If, in the time of the anti-terrorist state, no search is
unreasonable, the state has absolute power.

The Fourth Amendment is not about making life hard for police
officers and easy for criminals. It is not about a right to
"privacy," for there is no express right to privacy in the
Constitution. It is about the people's right to "be secure" in their
persons and homes - the right of the individual to be secure against
the state, no matter how large the state and how small the
individual. The state may arrest or incarcerate the individual, but
it must follow a set and orderly and expectable process. It must make
its case. And its power can never be absolute.

The Fourth Amendment is about the right of the single human being to
be treated with dignity and respect under our law, no matter what he
may have done or what a prosecutor thinks he may have done.

If Justice Sandra Day O'Connor had stayed on the court, this case
would have come out the other way. It had to be reconsidered in
conference so her replacement, Justice Samuel Alito, could vote.

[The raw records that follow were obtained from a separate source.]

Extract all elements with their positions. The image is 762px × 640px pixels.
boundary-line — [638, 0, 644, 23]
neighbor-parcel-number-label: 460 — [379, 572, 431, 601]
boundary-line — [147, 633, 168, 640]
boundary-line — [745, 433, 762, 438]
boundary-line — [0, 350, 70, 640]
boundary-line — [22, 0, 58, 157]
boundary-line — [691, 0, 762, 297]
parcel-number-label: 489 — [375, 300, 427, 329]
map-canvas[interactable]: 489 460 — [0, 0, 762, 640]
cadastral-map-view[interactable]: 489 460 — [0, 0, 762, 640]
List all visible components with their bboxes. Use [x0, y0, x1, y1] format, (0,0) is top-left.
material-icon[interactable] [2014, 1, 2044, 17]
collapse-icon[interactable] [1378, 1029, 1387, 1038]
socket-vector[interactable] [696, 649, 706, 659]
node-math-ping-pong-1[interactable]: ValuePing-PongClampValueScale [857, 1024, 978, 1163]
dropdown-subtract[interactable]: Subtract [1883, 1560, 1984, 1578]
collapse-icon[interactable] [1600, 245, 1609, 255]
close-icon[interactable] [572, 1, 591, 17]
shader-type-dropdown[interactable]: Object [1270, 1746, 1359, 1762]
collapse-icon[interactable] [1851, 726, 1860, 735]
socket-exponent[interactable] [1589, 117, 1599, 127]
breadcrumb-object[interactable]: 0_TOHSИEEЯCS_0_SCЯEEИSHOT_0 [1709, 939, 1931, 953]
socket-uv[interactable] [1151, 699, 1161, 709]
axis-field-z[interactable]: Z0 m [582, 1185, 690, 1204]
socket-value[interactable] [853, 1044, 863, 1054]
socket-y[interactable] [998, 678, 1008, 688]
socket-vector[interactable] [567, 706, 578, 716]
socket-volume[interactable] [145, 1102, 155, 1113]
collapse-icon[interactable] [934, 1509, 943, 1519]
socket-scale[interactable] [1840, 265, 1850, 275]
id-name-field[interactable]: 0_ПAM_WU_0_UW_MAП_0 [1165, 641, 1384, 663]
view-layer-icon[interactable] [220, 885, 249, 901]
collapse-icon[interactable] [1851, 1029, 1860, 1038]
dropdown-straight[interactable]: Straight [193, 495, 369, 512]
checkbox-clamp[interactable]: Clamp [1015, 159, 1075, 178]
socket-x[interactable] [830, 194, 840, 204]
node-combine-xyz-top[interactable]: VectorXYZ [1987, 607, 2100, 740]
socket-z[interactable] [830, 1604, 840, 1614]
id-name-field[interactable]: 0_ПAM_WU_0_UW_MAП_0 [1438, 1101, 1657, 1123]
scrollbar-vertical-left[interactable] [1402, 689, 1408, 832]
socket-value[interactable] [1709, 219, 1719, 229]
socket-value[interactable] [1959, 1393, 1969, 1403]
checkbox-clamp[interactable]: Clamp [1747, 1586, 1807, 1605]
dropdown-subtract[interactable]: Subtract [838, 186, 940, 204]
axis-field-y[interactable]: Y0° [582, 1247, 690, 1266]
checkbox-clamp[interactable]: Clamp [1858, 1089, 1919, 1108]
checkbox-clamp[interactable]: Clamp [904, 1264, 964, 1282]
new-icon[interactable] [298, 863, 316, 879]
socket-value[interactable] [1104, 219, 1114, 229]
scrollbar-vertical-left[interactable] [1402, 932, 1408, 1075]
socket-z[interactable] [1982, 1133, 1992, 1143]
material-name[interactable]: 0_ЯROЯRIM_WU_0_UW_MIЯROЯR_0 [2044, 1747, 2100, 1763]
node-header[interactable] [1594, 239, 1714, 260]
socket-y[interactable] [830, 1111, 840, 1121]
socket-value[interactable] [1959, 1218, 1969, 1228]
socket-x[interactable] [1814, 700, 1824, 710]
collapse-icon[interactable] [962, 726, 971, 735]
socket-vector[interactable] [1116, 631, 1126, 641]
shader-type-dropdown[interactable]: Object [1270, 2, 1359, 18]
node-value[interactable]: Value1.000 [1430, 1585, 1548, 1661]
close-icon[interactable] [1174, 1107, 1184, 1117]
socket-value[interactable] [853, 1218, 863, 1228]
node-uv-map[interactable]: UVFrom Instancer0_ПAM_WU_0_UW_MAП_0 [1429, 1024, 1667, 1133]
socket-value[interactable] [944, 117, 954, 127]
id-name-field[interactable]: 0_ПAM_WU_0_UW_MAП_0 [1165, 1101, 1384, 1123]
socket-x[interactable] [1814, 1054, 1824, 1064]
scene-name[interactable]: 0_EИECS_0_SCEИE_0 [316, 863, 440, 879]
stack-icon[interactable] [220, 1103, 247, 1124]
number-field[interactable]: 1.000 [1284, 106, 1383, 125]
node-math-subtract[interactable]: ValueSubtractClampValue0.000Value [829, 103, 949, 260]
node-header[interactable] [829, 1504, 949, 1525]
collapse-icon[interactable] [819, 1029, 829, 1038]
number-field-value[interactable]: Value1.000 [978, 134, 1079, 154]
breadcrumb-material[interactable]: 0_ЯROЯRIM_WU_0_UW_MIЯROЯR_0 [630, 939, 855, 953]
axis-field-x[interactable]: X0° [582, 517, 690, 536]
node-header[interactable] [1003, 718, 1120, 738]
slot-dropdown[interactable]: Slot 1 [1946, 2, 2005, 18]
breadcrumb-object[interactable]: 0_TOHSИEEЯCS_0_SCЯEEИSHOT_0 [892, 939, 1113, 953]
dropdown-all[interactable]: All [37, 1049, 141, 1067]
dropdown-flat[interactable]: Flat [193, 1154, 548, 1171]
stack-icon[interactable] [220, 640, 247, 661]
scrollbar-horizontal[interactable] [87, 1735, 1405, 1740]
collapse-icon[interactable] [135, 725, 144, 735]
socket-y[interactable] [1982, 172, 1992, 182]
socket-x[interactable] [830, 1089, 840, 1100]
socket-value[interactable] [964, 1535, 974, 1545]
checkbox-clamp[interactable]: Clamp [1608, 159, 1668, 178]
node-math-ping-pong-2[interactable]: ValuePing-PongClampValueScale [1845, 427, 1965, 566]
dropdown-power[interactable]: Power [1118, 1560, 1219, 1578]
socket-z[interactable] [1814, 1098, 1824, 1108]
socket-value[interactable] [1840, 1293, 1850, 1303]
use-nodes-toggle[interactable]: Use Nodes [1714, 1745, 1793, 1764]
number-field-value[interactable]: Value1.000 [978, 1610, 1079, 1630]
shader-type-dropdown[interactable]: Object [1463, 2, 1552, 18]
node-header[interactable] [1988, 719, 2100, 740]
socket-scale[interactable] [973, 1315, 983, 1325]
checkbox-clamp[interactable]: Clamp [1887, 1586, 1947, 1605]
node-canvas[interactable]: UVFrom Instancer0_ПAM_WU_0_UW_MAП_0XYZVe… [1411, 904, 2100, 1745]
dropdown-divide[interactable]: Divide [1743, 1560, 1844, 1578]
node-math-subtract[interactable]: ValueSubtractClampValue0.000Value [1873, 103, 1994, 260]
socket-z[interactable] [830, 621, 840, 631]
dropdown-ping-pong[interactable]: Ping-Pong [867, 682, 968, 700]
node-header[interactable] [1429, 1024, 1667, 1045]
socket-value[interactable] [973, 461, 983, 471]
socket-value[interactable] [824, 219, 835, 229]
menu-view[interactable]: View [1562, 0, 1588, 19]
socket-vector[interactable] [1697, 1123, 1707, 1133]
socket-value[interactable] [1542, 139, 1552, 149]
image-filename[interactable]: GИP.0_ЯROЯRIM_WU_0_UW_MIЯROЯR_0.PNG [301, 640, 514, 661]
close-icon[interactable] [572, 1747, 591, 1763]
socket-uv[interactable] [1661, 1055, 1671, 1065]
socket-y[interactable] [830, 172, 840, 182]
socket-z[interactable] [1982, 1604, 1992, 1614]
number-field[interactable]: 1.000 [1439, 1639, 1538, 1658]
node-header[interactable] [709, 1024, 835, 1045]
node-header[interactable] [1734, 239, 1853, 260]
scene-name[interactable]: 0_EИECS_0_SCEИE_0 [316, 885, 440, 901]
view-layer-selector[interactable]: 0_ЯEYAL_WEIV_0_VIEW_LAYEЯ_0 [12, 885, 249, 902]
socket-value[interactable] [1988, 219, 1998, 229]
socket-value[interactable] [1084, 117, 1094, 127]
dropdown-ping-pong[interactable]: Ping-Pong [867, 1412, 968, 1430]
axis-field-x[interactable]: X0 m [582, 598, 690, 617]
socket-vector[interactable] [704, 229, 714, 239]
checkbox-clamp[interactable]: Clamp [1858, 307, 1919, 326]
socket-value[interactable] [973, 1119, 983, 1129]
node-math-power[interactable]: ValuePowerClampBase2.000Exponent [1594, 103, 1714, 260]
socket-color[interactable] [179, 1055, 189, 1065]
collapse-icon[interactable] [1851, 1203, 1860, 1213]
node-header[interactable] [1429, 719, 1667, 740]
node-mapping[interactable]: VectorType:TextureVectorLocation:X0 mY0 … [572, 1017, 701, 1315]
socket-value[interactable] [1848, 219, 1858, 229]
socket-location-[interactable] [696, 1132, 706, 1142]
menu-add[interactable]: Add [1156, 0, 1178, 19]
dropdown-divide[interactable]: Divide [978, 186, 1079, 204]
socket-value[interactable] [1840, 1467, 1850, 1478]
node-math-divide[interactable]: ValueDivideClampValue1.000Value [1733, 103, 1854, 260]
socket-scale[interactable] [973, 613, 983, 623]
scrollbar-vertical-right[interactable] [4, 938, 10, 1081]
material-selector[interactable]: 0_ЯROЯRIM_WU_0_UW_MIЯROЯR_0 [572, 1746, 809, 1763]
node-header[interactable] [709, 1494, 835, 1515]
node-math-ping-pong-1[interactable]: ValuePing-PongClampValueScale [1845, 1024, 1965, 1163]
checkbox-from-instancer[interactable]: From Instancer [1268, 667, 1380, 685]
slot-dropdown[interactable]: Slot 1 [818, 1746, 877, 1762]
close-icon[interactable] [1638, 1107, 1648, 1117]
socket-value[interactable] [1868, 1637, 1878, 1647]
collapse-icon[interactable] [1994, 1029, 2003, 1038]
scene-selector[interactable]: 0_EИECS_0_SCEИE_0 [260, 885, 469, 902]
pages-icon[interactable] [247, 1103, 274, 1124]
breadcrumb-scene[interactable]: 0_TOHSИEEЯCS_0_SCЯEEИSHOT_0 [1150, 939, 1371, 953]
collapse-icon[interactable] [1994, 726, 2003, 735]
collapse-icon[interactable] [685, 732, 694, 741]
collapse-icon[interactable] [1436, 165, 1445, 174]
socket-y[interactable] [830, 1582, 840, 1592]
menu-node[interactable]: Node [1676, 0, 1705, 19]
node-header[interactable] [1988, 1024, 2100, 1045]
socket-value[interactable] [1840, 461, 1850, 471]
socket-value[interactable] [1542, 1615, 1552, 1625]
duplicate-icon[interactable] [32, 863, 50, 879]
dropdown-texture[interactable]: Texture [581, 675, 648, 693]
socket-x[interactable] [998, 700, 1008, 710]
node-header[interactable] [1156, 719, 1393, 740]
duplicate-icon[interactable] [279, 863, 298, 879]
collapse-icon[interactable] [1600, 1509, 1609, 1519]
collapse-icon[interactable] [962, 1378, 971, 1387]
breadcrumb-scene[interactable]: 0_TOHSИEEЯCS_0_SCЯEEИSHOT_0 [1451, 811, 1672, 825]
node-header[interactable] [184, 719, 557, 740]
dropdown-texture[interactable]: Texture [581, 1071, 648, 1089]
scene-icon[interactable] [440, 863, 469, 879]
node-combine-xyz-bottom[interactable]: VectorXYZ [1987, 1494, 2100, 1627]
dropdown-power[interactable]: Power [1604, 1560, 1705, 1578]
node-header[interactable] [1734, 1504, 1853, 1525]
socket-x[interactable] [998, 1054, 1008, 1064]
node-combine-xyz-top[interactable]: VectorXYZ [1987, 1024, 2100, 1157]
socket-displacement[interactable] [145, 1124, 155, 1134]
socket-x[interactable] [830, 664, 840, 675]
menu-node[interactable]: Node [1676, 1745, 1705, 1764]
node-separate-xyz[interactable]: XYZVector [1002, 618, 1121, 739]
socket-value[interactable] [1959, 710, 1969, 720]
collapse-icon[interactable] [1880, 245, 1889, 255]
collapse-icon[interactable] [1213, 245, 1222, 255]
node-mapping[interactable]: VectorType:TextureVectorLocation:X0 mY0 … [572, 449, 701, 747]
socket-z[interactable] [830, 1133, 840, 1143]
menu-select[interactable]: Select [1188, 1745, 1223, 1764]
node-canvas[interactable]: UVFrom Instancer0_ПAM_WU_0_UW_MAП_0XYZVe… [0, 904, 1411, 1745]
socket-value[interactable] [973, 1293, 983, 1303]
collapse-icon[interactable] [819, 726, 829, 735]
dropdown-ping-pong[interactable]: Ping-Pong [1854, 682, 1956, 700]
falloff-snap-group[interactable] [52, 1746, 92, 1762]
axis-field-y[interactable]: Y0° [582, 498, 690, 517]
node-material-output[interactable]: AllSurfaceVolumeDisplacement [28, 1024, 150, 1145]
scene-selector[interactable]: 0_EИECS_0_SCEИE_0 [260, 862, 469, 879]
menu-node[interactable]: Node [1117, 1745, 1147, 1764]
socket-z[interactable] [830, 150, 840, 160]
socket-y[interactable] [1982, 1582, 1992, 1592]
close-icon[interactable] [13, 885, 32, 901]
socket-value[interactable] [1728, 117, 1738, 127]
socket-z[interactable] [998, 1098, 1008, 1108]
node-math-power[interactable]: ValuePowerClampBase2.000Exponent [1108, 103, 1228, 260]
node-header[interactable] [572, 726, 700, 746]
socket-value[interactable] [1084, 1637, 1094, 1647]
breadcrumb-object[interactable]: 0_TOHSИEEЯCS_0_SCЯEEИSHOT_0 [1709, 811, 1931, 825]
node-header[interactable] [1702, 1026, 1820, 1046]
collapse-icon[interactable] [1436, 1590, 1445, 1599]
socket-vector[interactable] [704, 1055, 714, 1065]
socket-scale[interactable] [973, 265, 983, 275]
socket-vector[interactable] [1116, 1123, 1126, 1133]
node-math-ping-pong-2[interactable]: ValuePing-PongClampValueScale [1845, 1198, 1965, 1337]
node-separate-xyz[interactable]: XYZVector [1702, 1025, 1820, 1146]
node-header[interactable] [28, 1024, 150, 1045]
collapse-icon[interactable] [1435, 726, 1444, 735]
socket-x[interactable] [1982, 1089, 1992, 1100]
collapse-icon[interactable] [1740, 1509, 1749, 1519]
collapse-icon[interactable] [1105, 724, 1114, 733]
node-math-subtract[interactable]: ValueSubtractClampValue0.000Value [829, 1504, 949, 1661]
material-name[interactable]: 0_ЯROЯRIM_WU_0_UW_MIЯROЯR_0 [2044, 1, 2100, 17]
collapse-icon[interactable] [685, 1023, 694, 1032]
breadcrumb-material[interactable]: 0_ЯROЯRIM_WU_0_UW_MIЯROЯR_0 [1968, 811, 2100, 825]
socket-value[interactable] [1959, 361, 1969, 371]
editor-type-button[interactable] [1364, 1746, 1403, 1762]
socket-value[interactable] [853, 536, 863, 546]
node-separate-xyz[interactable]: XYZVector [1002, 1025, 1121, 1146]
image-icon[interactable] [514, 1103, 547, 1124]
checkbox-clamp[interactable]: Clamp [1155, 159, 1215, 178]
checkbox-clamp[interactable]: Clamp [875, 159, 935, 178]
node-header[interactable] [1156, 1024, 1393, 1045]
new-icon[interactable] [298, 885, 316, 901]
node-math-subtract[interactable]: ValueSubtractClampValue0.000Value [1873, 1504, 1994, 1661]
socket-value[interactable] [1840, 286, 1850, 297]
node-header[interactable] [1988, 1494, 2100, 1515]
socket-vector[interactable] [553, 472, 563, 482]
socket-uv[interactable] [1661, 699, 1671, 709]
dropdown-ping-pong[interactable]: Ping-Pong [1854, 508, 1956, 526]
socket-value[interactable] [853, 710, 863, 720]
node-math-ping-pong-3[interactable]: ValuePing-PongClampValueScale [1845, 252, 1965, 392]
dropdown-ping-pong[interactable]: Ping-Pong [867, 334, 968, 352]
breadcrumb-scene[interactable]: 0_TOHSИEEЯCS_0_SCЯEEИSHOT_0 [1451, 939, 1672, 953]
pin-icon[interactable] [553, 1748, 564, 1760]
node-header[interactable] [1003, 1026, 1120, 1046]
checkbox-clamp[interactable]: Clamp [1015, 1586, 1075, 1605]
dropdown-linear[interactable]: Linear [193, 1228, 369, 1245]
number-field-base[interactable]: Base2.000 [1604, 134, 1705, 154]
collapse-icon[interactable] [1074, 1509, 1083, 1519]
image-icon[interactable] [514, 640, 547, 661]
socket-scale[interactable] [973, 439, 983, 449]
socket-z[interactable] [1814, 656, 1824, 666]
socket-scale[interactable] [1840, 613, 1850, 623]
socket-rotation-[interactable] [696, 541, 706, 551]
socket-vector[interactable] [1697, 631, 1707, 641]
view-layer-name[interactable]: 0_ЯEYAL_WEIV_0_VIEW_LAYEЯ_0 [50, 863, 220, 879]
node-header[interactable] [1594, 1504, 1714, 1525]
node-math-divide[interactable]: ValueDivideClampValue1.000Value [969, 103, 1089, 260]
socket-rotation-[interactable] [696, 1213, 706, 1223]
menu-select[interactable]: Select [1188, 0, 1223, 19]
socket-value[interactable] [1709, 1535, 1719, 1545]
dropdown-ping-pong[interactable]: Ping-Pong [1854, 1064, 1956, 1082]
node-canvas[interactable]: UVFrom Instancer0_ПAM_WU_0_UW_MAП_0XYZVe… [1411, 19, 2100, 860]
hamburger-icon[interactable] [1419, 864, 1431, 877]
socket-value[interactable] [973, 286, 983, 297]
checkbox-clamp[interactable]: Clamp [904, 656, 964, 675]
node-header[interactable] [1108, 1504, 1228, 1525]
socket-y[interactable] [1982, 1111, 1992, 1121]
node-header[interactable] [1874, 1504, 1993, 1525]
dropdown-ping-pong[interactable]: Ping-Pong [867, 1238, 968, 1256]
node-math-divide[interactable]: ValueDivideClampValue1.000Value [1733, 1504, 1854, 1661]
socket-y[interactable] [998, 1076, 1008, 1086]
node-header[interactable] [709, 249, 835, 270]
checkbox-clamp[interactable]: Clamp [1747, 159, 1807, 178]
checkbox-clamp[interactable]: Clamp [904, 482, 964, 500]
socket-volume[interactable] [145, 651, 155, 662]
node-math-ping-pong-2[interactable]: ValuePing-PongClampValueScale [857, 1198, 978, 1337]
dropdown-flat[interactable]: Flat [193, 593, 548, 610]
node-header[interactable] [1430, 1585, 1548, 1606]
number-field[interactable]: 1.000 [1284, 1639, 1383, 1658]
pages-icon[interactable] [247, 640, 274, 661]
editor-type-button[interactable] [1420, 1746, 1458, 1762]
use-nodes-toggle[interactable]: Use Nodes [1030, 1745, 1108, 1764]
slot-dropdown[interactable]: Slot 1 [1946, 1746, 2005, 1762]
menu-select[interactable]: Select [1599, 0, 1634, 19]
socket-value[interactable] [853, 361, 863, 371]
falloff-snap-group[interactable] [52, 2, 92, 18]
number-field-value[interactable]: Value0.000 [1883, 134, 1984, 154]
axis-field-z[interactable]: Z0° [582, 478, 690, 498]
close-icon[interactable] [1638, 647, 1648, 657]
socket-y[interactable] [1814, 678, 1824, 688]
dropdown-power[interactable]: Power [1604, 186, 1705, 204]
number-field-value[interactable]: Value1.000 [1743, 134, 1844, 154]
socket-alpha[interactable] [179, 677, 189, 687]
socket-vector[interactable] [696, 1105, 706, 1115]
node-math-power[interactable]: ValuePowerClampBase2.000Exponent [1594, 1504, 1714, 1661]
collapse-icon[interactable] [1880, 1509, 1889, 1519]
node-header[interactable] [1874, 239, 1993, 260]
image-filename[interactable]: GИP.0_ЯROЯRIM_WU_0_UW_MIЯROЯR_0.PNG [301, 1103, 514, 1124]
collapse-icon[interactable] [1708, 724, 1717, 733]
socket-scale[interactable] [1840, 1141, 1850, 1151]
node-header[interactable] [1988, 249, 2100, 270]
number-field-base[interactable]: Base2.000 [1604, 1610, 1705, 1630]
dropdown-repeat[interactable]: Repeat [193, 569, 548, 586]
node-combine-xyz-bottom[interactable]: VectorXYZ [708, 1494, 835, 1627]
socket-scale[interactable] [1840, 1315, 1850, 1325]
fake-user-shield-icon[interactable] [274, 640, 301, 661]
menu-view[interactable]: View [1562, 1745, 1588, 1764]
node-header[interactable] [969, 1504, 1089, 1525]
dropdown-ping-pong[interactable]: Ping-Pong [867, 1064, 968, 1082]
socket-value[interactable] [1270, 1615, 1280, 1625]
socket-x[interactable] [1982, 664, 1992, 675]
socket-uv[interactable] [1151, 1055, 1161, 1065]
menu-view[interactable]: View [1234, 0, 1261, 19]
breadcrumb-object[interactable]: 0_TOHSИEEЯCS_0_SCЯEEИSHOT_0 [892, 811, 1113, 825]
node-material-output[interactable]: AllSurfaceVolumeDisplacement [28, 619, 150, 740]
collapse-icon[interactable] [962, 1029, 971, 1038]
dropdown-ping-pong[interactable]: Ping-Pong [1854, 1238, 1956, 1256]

O'Connor was a conservative from Arizona. She understood that state
power comes at the expense of individual rights. In this case, Alito
and the new chief justice, John Roberts, voted for state power.

When Roberts and Alito were nominated and confirmed, the nation was
assured by the president and his backers that these were no radicals.
They might be conservative judges, but they believed in the Constitution.

Well, thanks to their votes, one key component of the Constitution
has been forever diminished.

Throwing out centuries of law sounds pretty radical. It sounds far
more radical than Earl Warren and Hugo Black asserting that the
Constitution held the key for racial integration of our nation.

Scalia is a dangerous radical, and anyone who agrees with diluting
the Fourth Amendment, because of ideology, stupidity, or obsequiousness, is too.